In April 2012, udev's source code was merged into the systemd source tree.
Although udev can still be compiled for usage without systemd, Lennart Poettering said that they will not polish udevd outside of systemd, adding:
”Yes, udev on non-systemd systems is in our eyes a dead end, in case you haven't noticed it yet. I am looking forward to the day when we can drop that support entirely.” So to be on the safe side, you probably want to use an alternative to udev:
|eudev (2, 3)||Gentoo's maintained fork of udev||2017-11-22|
|mdev||the plug-and-play manager built into BusyBox||2018-07-31|
|mdevd (github)||nonforking Linux kernel uevent handler daemon; uses the mdev config file format||2018-08-14|
|nldev (2)||Suckless netlink frontend for mdev; replacements for udevd and udevadm (see also nlmon)||2018-08-03|
|smdev||mostly mdev-compatible Suckless program to manage device nodes||2015-04-12|
For more see this StackExchange question.

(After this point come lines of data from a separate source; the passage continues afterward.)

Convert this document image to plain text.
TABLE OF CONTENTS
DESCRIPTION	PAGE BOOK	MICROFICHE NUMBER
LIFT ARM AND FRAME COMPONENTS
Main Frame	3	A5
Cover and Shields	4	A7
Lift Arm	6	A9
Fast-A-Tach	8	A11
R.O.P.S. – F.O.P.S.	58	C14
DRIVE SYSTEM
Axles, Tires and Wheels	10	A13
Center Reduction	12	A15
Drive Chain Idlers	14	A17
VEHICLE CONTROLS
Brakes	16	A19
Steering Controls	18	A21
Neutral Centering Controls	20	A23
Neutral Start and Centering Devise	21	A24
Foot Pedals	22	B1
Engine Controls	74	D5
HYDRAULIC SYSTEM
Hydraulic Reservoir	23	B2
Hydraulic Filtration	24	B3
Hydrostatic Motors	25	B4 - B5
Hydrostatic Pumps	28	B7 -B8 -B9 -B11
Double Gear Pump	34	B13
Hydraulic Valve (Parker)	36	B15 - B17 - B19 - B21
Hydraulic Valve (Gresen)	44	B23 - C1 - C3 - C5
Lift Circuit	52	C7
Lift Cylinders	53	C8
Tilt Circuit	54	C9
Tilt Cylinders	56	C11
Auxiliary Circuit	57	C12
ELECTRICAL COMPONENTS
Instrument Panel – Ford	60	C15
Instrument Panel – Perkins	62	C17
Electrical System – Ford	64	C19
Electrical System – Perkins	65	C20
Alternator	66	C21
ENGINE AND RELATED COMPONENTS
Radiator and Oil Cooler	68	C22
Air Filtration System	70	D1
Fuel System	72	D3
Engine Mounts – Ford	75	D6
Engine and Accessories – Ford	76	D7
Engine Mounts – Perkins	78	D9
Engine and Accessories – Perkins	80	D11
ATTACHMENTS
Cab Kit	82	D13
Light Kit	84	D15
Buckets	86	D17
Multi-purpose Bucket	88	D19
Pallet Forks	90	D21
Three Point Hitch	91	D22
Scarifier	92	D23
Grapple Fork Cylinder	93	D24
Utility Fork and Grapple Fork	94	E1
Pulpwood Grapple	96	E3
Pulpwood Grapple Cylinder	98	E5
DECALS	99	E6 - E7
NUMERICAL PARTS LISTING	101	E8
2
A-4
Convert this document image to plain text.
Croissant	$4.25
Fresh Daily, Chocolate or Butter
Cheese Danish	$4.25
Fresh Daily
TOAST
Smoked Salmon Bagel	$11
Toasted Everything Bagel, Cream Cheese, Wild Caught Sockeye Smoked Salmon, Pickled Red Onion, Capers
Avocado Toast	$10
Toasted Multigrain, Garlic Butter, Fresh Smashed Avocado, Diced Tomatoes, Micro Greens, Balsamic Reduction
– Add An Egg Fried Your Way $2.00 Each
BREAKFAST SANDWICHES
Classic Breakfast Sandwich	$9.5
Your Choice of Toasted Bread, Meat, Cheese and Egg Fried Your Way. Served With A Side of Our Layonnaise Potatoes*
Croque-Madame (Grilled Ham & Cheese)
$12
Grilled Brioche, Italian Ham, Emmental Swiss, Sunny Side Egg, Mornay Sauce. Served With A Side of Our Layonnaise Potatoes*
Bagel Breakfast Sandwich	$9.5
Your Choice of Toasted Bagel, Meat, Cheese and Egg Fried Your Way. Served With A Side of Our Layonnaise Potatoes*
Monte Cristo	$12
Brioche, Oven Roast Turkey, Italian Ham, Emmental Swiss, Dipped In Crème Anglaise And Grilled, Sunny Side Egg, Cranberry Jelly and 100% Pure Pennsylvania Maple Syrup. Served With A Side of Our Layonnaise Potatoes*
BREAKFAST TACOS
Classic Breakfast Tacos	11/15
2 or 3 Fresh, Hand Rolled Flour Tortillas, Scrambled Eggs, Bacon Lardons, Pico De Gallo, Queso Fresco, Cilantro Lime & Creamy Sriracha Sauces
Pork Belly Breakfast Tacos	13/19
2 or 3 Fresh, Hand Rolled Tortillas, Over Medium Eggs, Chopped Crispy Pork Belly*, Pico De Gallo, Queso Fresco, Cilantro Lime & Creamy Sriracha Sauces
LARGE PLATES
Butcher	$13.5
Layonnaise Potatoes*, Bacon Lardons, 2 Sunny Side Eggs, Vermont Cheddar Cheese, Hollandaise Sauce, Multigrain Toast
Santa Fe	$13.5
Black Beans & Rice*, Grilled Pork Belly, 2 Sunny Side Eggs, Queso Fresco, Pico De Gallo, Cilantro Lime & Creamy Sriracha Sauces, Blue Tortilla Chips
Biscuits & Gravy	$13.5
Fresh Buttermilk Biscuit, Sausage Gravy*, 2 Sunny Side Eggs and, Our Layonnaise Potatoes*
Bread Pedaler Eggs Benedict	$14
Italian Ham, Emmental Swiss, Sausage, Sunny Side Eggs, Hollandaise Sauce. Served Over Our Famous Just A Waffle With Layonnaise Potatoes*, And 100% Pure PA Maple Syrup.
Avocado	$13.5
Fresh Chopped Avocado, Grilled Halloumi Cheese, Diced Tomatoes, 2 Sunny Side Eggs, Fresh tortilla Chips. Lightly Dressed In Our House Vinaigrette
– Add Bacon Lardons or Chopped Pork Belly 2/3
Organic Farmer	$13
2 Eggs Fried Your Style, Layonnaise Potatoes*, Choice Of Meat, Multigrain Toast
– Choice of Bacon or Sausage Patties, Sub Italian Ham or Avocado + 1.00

Related helper tool: udevil (2) (un)mounts removable devices without a password, shows device info, and monitors device changes. It can also mount ISO files, nfs://, smb://, ftp:, ssh:// and WebDAV URLs, and tmpfs/ramfs filesystems. Uses Glib and libudev (i. e. requires (e)udev) and can work completely without systemd, consolekit, policykit, dbus, udisks, gvfs & fuse (although it can coexist with any of these).